I think folks just sit it behind an HAProxy (or similar). They don’t load balance between the two instances but have an active and a passive instance. The active takes all the traffic until the proxy determines otherwise and switches over to the other instance.

I imagine you could load balance across both (or more) instances, but you’d need to have sticky sessions. But again, I think folks have active/passive instead of load balanced setups.

We actually know of a site that is using HAProxy for load balancing with OnDemand and have reached out to learn more details about how they do this. I’ll post back here when we get a response.

@jms27000 actually could you clarify what you mean by “put in place a cluster solution for the OOD frontend to secure the service”? Do you mean a load balancing solution to support greater load, or multiple instances to support high availability, or is your question specifically about security?

It’s mainly a high avalaibility topic

Actually thinking about the problem, active/passive gives you no benefit over load balanced. When you’re load balanced across multiple nodes, and anyone of them fails, you only disrupt 1/N customers whereas in a active/passive you disrupt all N.

It was a mistake to suggest active/passive type setup.

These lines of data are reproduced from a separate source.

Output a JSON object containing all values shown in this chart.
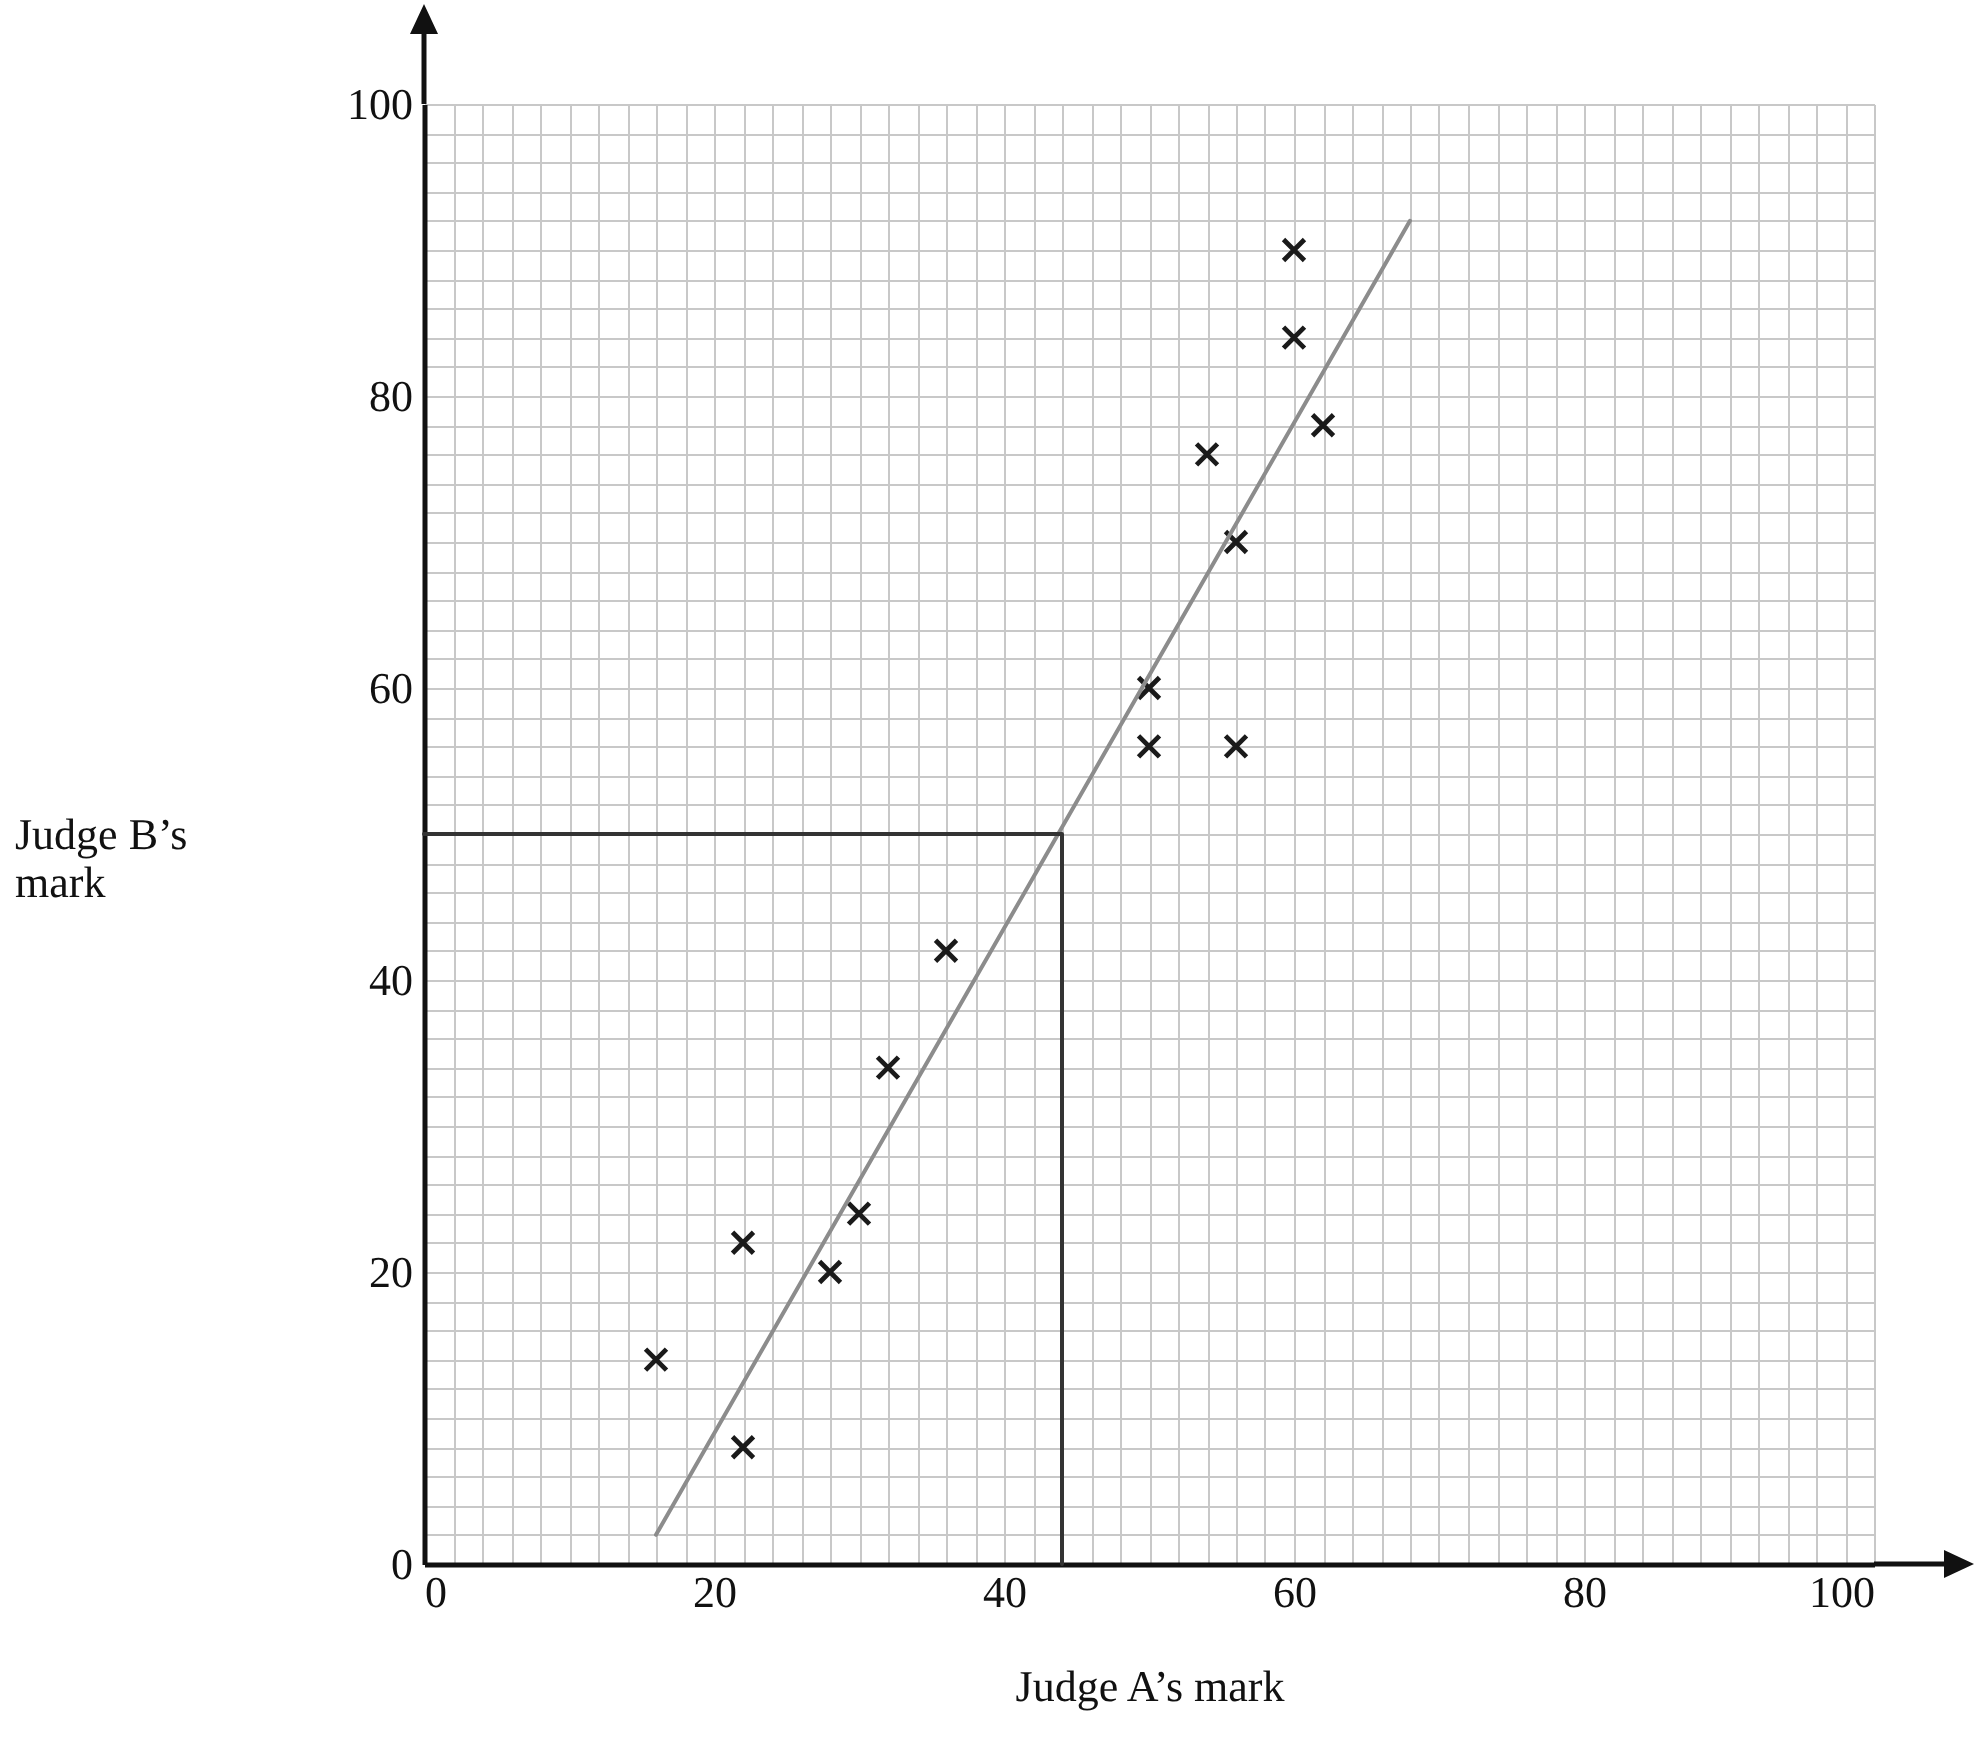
{
  "chart_data": {
    "type": "scatter",
    "xlabel": "Judge A’s mark",
    "ylabel": "Judge B’s mark",
    "xlim": [
      0,
      100
    ],
    "ylim": [
      0,
      100
    ],
    "xticks": [
      0,
      {
        "value": 2,
        "label": null
      },
      {
        "value": 4,
        "label": null
      },
      {
        "value": 6,
        "label": null
      },
      {
        "value": 8,
        "label": null
      },
      {
        "value": 10,
        "label": null
      },
      {
        "value": 12,
        "label": null
      },
      {
        "value": 14,
        "label": null
      },
      {
        "value": 16,
        "label": null
      },
      {
        "value": 18,
        "label": null
      },
      20,
      {
        "value": 22,
        "label": null
      },
      {
        "value": 24,
        "label": null
      },
      {
        "value": 26,
        "label": null
      },
      {
        "value": 28,
        "label": null
      },
      {
        "value": 30,
        "label": null
      },
      {
        "value": 32,
        "label": null
      },
      {
        "value": 34,
        "label": null
      },
      {
        "value": 36,
        "label": null
      },
      {
        "value": 38,
        "label": null
      },
      40,
      {
        "value": 42,
        "label": null
      },
      {
        "value": 44,
        "label": null
      },
      {
        "value": 46,
        "label": null
      },
      {
        "value": 48,
        "label": null
      },
      {
        "value": 50,
        "label": null
      },
      {
        "value": 52,
        "label": null
      },
      {
        "value": 54,
        "label": null
      },
      {
        "value": 56,
        "label": null
      },
      {
        "value": 58,
        "label": null
      },
      60,
      {
        "value": 62,
        "label": null
      },
      {
        "value": 64,
        "label": null
      },
      {
        "value": 66,
        "label": null
      },
      {
        "value": 68,
        "label": null
      },
      {
        "value": 70,
        "label": null
      },
      {
        "value": 72,
        "label": null
      },
      {
        "value": 74,
        "label": null
      },
      {
        "value": 76,
        "label": null
      },
      {
        "value": 78,
        "label": null
      },
      80,
      {
        "value": 82,
        "label": null
      },
      {
        "value": 84,
        "label": null
      },
      {
        "value": 86,
        "label": null
      },
      {
        "value": 88,
        "label": null
      },
      {
        "value": 90,
        "label": null
      },
      {
        "value": 92,
        "label": null
      },
      {
        "value": 94,
        "label": null
      },
      {
        "value": 96,
        "label": null
      },
      {
        "value": 98,
        "label": null
      },
      100
    ],
    "yticks": [
      0,
      {
        "value": 2,
        "label": null
      },
      {
        "value": 4,
        "label": null
      },
      {
        "value": 6,
        "label": null
      },
      {
        "value": 8,
        "label": null
      },
      {
        "value": 10,
        "label": null
      },
      {
        "value": 12,
        "label": null
      },
      {
        "value": 14,
        "label": null
      },
      {
        "value": 16,
        "label": null
      },
      {
        "value": 18,
        "label": null
      },
      20,
      {
        "value": 22,
        "label": null
      },
      {
        "value": 24,
        "label": null
      },
      {
        "value": 26,
        "label": null
      },
      {
        "value": 28,
        "label": null
      },
      {
        "value": 30,
        "label": null
      },
      {
        "value": 32,
        "label": null
      },
      {
        "value": 34,
        "label": null
      },
      {
        "value": 36,
        "label": null
      },
      {
        "value": 38,
        "label": null
      },
      40,
      {
        "value": 42,
        "label": null
      },
      {
        "value": 44,
        "label": null
      },
      {
        "value": 46,
        "label": null
      },
      {
        "value": 48,
        "label": null
      },
      {
        "value": 50,
        "label": null
      },
      {
        "value": 52,
        "label": null
      },
      {
        "value": 54,
        "label": null
      },
      {
        "value": 56,
        "label": null
      },
      {
        "value": 58,
        "label": null
      },
      60,
      {
        "value": 62,
        "label": null
      },
      {
        "value": 64,
        "label": null
      },
      {
        "value": 66,
        "label": null
      },
      {
        "value": 68,
        "label": null
      },
      {
        "value": 70,
        "label": null
      },
      {
        "value": 72,
        "label": null
      },
      {
        "value": 74,
        "label": null
      },
      {
        "value": 76,
        "label": null
      },
      {
        "value": 78,
        "label": null
      },
      80,
      {
        "value": 82,
        "label": null
      },
      {
        "value": 84,
        "label": null
      },
      {
        "value": 86,
        "label": null
      },
      {
        "value": 88,
        "label": null
      },
      {
        "value": 90,
        "label": null
      },
      {
        "value": 92,
        "label": null
      },
      {
        "value": 94,
        "label": null
      },
      {
        "value": 96,
        "label": null
      },
      {
        "value": 98,
        "label": null
      },
      100
    ],
    "grid": true,
    "series": [
      {
        "marker": "cross",
        "color": "#1a1a1a",
        "x": [
          16,
          22,
          22,
          28,
          30,
          32,
          36,
          50,
          50,
          56,
          56,
          54,
          60,
          60,
          62
        ],
        "values": [
          14,
          8,
          22,
          20,
          24,
          34,
          42,
          60,
          56,
          56,
          70,
          76,
          90,
          84,
          78
        ]
      },
      {
        "type": "line",
        "color": "#8c8c8c",
        "x": [
          16,
          68
        ],
        "values": [
          2,
          92
        ]
      },
      {
        "type": "line",
        "color": "#333333",
        "x": [
          0,
          44,
          44
        ],
        "values": [
          50,
          50,
          0
        ]
      }
    ]
  }
}
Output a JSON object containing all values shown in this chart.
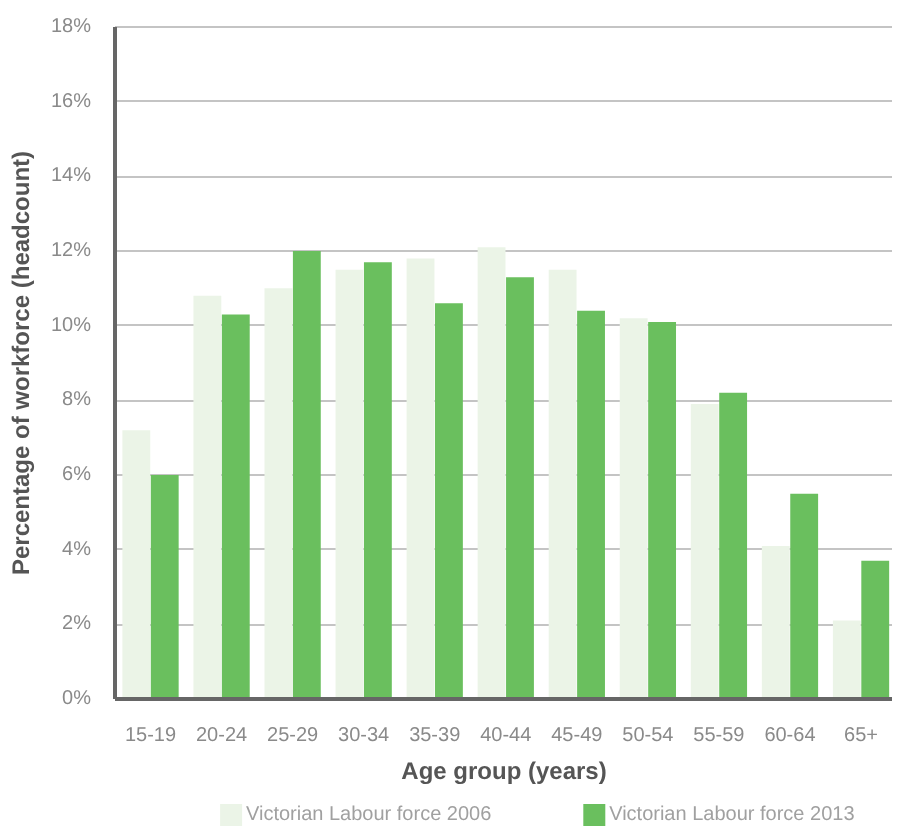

So really I think load balancing with sticky sessions is the best option. How the proxy is then configured is the question, and since we don’t run HA at OSC we don’t know, but as Eric says we’re reaching out and maybe we can share the HAProxy configs.

Hello, all.

I would be very interested in knowing how to configure an HAProxy for OnDemand behind a load balancer as well. We have placed ours behind a NetScaler, though we only have one OnDemand server, at least for the moment. We decided to use the NetScaler so that we could enforce the same IP blacklist we are using on many other websites on our network. Unfortunately, it isn’t really working for us - we are able to authenticate to the app (using Shibboleth), navigate the interface, even access the file browser. However, anything we try to access on remote nodes (such as the Shell app and the interactive Desktop) fails to connect, reporting a websocket error. If we reconfigure OnDemand to bypass the public address for the NetScaler, everything works, but our intent is to allow our users to access it even from off-campus, so that isn’t really what we want to do.

Thanks.

We use active/active with HAproxy on our site. you can see parts of our config at Putting an entire OOD setup behind a web proxy?. No load balancer though.